Manually performing LSD and MSD. Should be doable in your sleep.
- Requires fixed length strings (can pad end of strings with 'smaller-than-everything' character).
- Requires proportional to W N calls to charAt(). Why?
- Requires time proportional to W(N + R). Why?
- Why do we consider these run times to be linear, despite the fact that they involve products WN and WR?
- Requires N + R space. Why?
- What sorting technique is used as a subroutine in LSD? Would a standard technique (e.g. quicksort) work? Does the sort need to be stable?
- For a fixed alphabet and key size, what are the best case and worst case inputs for LSD?
- What sorting technique is used as a subroutine in MSD? Would a standard technique (e.g. quicksort) work? Does the sort need to be stable?
- How much memory does MSD use? Why is MSD so memory hungry? What sort of inputs result in the greatest memory usage?
- Why is it so important to switch to insertion sort (or another sort) for small subarrays? Why did we not have to do this in LSD?
- For a fixed alphabet and key size, what are the best and worst case inputs for MSD?
- What is the role of our special charAt(char, int) method?
3-way String Quicksort.
- Spring 2012, #6
- Fall 2012, #7
- Textbook 5.1.8, 5.1.10
- Fall 2012, #14
- How could we avoid the performance hit from our special charAt() function?
- What makes MSD cache unfriendly?
The addBlock() operation is used to add M Strings to an existing sorted data set of N Strings, where M << N. A
data set of size N is considered sorted if it can be iterated through in sorted order in N time.
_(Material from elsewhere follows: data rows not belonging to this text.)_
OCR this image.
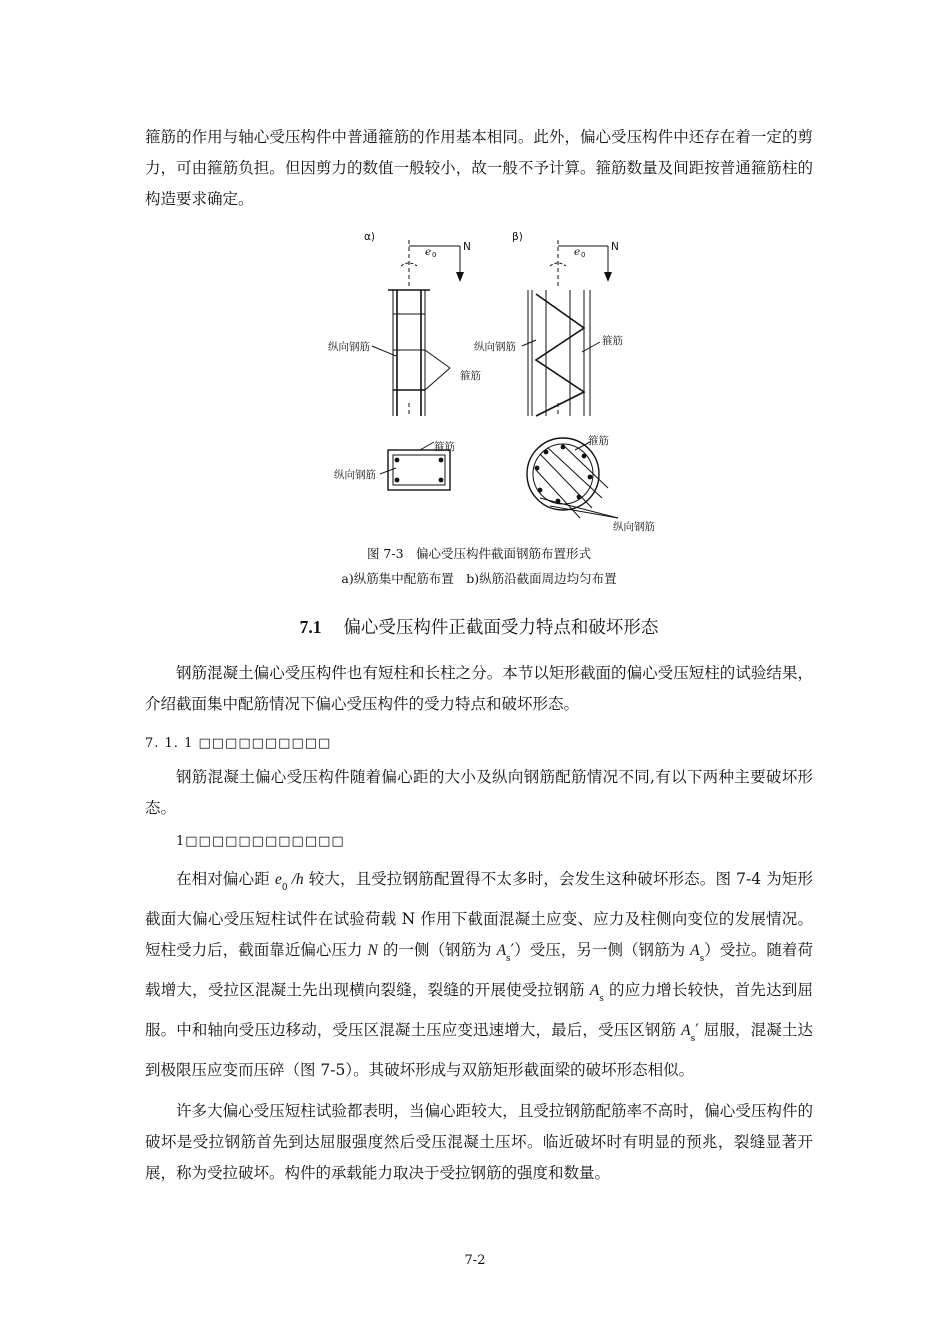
箍筋的作用与轴心受压构件中普通箍筋的作用基本相同。此外，偏心受压构件中还存在着一定的剪力，可由箍筋负担。但因剪力的数值一般较小，故一般不予计算。箍筋数量及间距按普通箍筋柱的构造要求确定。

α)	β)
N	N
e 0	e 0
纵向钢筋
箍筋
纵向钢筋	箍筋
箍筋
纵向钢筋
箍筋
纵向钢筋

图 7-3　偏心受压构件截面钢筋布置形式

a)纵筋集中配筋布置　b)纵筋沿截面周边均匀布置

7.1 偏心受压构件正截面受力特点和破坏形态

钢筋混凝土偏心受压构件也有短柱和长柱之分。本节以矩形截面的偏心受压短柱的试验结果，介绍截面集中配筋情况下偏心受压构件的受力特点和破坏形态。

7. 1. 1 □□□□□□□□□□

钢筋混凝土偏心受压构件随着偏心距的大小及纵向钢筋配筋情况不同,有以下两种主要破坏形态。

1□□□□□□□□□□□□

在相对偏心距 $e_0$ /h 较大，且受拉钢筋配置得不太多时，会发生这种破坏形态。图 7-4 为矩形截面大偏心受压短柱试件在试验荷载 N 作用下截面混凝土应变、应力及柱侧向变位的发展情况。短柱受力后，截面靠近偏心压力 N 的一侧（钢筋为 $A_s'$）受压，另一侧（钢筋为 $A_s$）受拉。随着荷载增大，受拉区混凝土先出现横向裂缝，裂缝的开展使受拉钢筋 $A_s$ 的应力增长较快，首先达到屈服。中和轴向受压边移动，受压区混凝土压应变迅速增大，最后，受压区钢筋 $A_s'$ 屈服，混凝土达到极限压应变而压碎（图 7-5）。其破坏形成与双筋矩形截面梁的破坏形态相似。

许多大偏心受压短柱试验都表明，当偏心距较大，且受拉钢筋配筋率不高时，偏心受压构件的破坏是受拉钢筋首先到达屈服强度然后受压混凝土压坏。临近破坏时有明显的预兆，裂缝显著开展，称为受拉破坏。构件的承载能力取决于受拉钢筋的强度和数量。

7-2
COS226 student Frankie Halfbean makes two choices. First, he selects a sorted array as the data structure. Secondly, he selects insertion sort as the core algorithm, explaining that insertion sort is very fast for almost sorted arrays. To add a new block of M Strings, the algorithm simply creates an array of length N+M, copies over the old N values into the new array, copies over the new M values to the end of the array, and finally insertion sort is used to bring everything into order. The old array is left available for garbage collection.
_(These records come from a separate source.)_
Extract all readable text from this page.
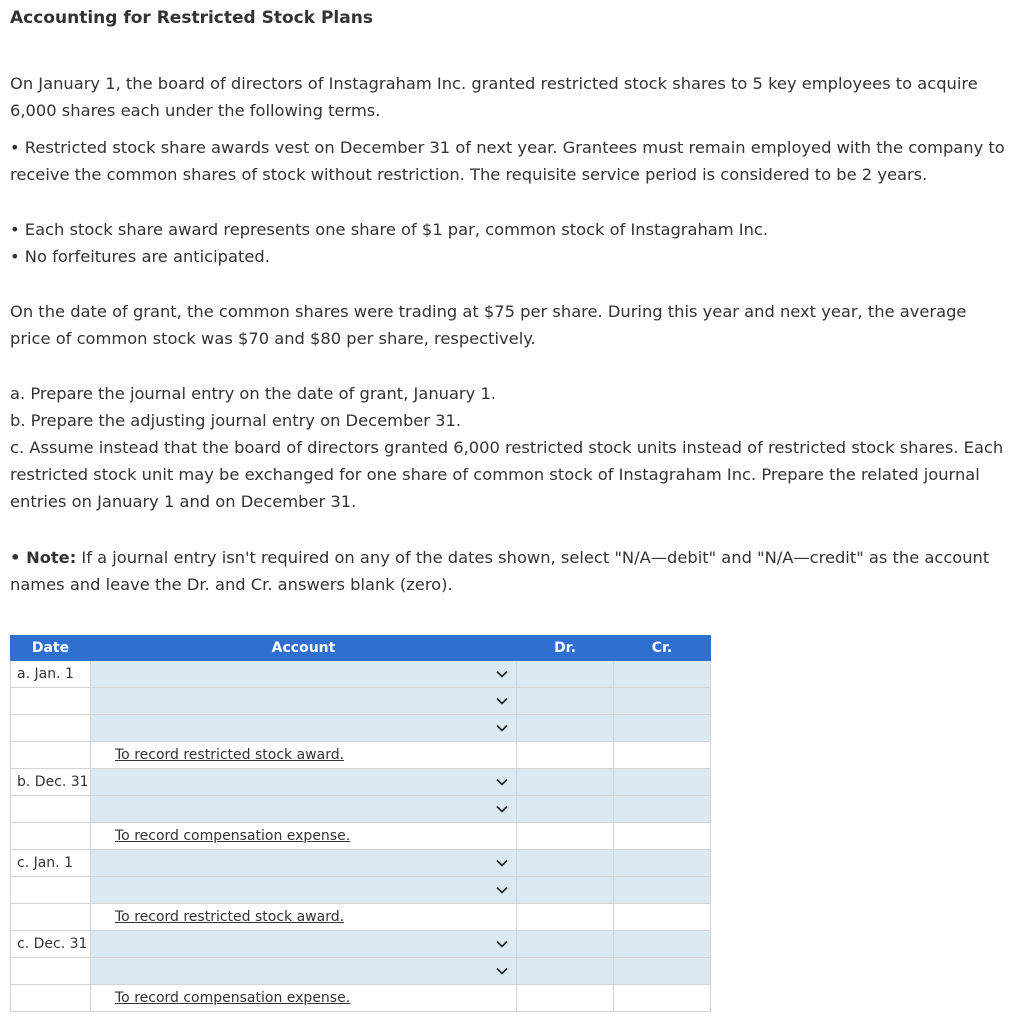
Accounting for Restricted Stock Plans

On January 1, the board of directors of Instagraham Inc. granted restricted stock shares to 5 key employees to acquire 6,000 shares each under the following terms.

• Restricted stock share awards vest on December 31 of next year. Grantees must remain employed with the company to receive the common shares of stock without restriction. The requisite service period is considered to be 2 years.

• Each stock share award represents one share of $1 par, common stock of Instagraham Inc.

• No forfeitures are anticipated.

On the date of grant, the common shares were trading at $75 per share. During this year and next year, the average price of common stock was $70 and $80 per share, respectively.

a. Prepare the journal entry on the date of grant, January 1.

b. Prepare the adjusting journal entry on December 31.

c. Assume instead that the board of directors granted 6,000 restricted stock units instead of restricted stock shares. Each restricted stock unit may be exchanged for one share of common stock of Instagraham Inc. Prepare the related journal entries on January 1 and on December 31.

• Note: If a journal entry isn't required on any of the dates shown, select "N/A—debit" and "N/A—credit" as the account names and leave the Dr. and Cr. answers blank (zero).

Date	Account	Dr.	Cr.
a. Jan. 1	

	To record restricted stock award.		
b. Dec. 31	

	To record compensation expense.		
c. Jan. 1	

	To record restricted stock award.		
c. Dec. 31	

	To record compensation expense.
(a) What is the worst case order of growth of the run time as a function of N and M?
(b) Design a scheme that has a better order of growth for the run time in the worst case.
(a) Since M is much less than N,the absolute worstcase is that each of the
M items is moved all the way to the front of the original array. In this
case, the runtime is MN.
(b) Use a string sort algorithm such as LSD or MSD or String Quicksort. The runtime for LSD and MSD sort is 2 W(M + N + R) where W is the size of the Strings and R is the size of the alphabet.